The Hungry Bear has endured the many decades with different owners, a significant expansion, and evolving gastronomic emphases. Current owners Rick Medeiros and Deb Urick assumed ownership in June 2020, with Cole Urick as the lead chef. From what I can tell, the owners spend every waking moment tending their business, and their effort and energy shows.
My evaluation is based on many encounters. The Swan Valley Community Foundation had a large event at the HB for around 80 people. Despite the numbers and the challenge of an outdoor event, the prime rib was perfectly done, the halibut flavorful, and the fettucine tastefully creamy with tender chicken.
We had our annual Lindbergh Lake Homeowners Association picnic at the Bear with around 40, and the crew kept up with our insatiable pizza demand. The crust is crispy and light, and the formula of cheeses, sauce, and toppings finds that magic which home pizza chefs find so elusive.
I took my three thirty-something kids and (same) wife recently to the HB for further study. Starting off with an excellent draft Hefeweizen—Miner’s Gold—might affect the judgement of lesser souls, but I remained objective. The spinach and artichoke dip appetizer was delirious, especially combined with the homemade pita chips. Daughter Sally had the Strawberry Fields Salad, which was a riot of fresh greens, berries, cheeses, and nuts with a light but determined vinaigrette. Son Luke and I shared the “Cowboy” sandwich—a prime rib French Dip with provolone on sourdough, and the special of the day—Country Fried Steak. Both were outstanding, the prime rib again perfect on toasted bread, and the steak crispy with gravy so good it came with a coronary stent. If that didn’t get you, the slightly sweet and crunchy onion rings will. Daughter Cathy had the fettucine, and Pam a “Lindbergh Pizza”. Both pronounced their choices a success.
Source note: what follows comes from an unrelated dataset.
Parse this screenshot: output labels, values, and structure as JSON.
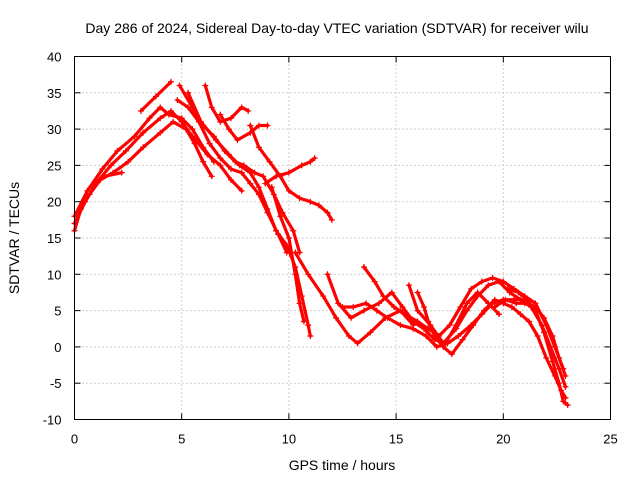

A long-time mainstay of the HB has been the cheese soup. Daughter Sally has loved it so much we have shipped it to her in various locations across the country. Naturally she had a bowl with her salad and felt that the formula has evolved—a bit more creamy, slightly sharper cheese—which she endorsed.
I had a little of everything as I am something of a family goat. My kids have learned to eat like prison inmates, guarding their dinner with a forearm when they see me gazing speculatively at their food. I found the dinner to be consistently excellent. We had five entrees, an appetizer, some soft drinks, and two beers with a ticket of $126. Despite its rural location, the HB seems about 15-20% less than Missoula or Billings.
Thursday night karaoke and some terrific live music at the Bear have been big draws for the Condon locals as well as some destination travelers as the word has gotten out.
The nostalgic pull of a place I helped build, of decades of memories, is cool, but only goes so far. The efforts of a hard-working family putting out a great product will keep me coming back.